Thursday, February 14, 2019
English Studies :: Teaching Education Essays
Feminist and Critical Pedagogies in English Studies This is going to be one of those classes that I look fend for upon and say, Wow, that career really changed the way I commend about things.I have been thinking a lot about what I loss to say in this statement and now that I am at last writing it, it realizems I am at a loss.I know, though, that the affects of this class, for me anyway, will be far reaching.It has helped me to think in new ways about a multiplicity of things empowerment, nurturance, the rhetoriticity of race and gender, power, what it means to be an intellectual or a professional.If I were to try and sum up the immediate (and what I would think are rather superficial in that I think the yield of this class upon who I am as a citizen/teacher/ womanhood/student/intellectual is only just beginning) impact that this course has had upon me, I would say that it has helped me to begin to think of writing/teaching/living as both unrestricted and private acts at the s ame time.Reconciling the personal and the public aspects of my life, moving away from oppositions and towards multiplicities in my thinking (reading essay7), and thinking of myself not in terms of this-or-that but both/and have been continuous threads throughout my reading essays.
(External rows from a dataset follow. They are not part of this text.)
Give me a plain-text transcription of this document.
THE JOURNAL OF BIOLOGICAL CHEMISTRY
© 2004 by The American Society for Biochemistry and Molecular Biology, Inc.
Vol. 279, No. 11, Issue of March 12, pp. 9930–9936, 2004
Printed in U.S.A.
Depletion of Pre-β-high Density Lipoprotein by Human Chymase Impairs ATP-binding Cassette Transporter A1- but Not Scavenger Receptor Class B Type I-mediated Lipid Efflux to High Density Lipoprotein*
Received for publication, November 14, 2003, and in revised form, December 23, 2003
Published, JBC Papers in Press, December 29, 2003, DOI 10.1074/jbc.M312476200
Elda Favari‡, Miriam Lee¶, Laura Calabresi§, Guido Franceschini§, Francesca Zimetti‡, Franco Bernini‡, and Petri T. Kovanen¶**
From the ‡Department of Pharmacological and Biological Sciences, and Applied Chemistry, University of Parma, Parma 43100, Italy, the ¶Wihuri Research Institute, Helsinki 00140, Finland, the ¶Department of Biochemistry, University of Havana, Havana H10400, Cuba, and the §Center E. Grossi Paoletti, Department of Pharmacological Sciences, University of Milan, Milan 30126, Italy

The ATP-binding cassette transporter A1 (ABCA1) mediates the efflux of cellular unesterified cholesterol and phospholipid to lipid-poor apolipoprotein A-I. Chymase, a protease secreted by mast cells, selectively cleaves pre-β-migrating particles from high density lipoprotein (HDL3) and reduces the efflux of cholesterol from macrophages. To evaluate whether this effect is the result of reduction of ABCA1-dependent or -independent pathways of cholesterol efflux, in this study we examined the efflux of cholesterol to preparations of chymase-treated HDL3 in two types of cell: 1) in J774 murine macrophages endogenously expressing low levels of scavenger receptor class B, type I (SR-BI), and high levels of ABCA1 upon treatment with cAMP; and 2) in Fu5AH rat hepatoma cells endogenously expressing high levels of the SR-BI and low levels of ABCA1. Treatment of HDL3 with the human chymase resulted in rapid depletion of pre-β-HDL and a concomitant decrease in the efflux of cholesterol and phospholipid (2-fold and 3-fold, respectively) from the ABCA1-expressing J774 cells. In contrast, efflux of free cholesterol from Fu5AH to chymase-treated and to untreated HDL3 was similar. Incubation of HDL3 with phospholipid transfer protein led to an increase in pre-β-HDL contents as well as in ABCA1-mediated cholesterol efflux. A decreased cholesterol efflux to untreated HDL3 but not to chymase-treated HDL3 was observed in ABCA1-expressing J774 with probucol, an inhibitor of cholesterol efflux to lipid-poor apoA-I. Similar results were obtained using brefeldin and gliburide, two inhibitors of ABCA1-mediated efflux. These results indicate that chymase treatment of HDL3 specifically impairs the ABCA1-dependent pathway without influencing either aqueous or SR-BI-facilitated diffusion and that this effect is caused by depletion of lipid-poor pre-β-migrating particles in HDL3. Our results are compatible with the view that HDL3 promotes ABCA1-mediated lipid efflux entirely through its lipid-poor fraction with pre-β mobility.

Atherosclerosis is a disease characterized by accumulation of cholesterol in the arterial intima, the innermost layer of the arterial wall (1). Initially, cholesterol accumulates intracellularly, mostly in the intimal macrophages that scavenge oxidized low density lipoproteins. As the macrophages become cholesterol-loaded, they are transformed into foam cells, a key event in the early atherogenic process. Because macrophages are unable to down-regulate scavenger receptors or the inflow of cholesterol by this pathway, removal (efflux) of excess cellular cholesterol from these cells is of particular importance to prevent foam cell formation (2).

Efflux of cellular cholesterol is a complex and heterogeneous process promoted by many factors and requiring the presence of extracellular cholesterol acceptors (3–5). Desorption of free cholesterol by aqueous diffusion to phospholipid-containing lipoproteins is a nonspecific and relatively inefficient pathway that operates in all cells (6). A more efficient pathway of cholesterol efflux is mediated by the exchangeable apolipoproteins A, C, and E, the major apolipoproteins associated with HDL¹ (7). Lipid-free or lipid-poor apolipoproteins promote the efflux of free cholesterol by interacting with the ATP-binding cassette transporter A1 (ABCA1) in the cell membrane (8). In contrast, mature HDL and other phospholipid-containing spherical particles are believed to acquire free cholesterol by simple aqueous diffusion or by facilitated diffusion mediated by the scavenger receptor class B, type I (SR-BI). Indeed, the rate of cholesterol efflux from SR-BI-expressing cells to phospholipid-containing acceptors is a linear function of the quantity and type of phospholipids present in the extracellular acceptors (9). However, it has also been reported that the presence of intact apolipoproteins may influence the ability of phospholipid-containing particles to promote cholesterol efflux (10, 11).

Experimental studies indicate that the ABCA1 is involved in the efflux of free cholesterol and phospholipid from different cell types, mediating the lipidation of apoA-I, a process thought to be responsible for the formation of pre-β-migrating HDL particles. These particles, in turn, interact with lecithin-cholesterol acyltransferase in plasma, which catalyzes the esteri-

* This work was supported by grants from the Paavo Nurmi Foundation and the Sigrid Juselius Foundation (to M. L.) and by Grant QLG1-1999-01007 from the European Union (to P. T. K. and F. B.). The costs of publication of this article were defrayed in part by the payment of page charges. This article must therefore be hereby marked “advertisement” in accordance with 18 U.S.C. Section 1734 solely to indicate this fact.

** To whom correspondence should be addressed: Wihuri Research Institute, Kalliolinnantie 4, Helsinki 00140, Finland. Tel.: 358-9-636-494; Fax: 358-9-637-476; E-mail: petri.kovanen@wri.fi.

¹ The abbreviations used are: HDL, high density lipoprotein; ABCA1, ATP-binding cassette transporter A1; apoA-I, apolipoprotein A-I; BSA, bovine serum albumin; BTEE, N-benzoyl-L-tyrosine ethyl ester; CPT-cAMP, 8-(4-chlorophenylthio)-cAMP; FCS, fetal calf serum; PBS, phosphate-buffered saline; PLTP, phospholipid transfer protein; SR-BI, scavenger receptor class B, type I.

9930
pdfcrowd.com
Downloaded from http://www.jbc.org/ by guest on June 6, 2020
I think that taking this class at a time in my life where I was experiencing teaching my first college course helped me to be very open to many of the ideas within the texts we read.I was constantly tone to the readings that we did in relationship to how they might help me become a founder teacher/professional/student/person.I was always looking at them and act to make meaningful connections between what I was reading and what I am living.And it worked.I began to look at myself and see how I occupy multiple suit positions in society and how those subject positions influence not only how I am seen by others but how I see others and myself.For example, I began to see how I am seen by other people, not just as a calibrate student, but as a woman graduate student.This might sound like I am whining or nerve-wracking to make an argument that we are living in a discriminatory society, but thats not my point.My point is that I am seen as both a woman and a graduate student at the same time.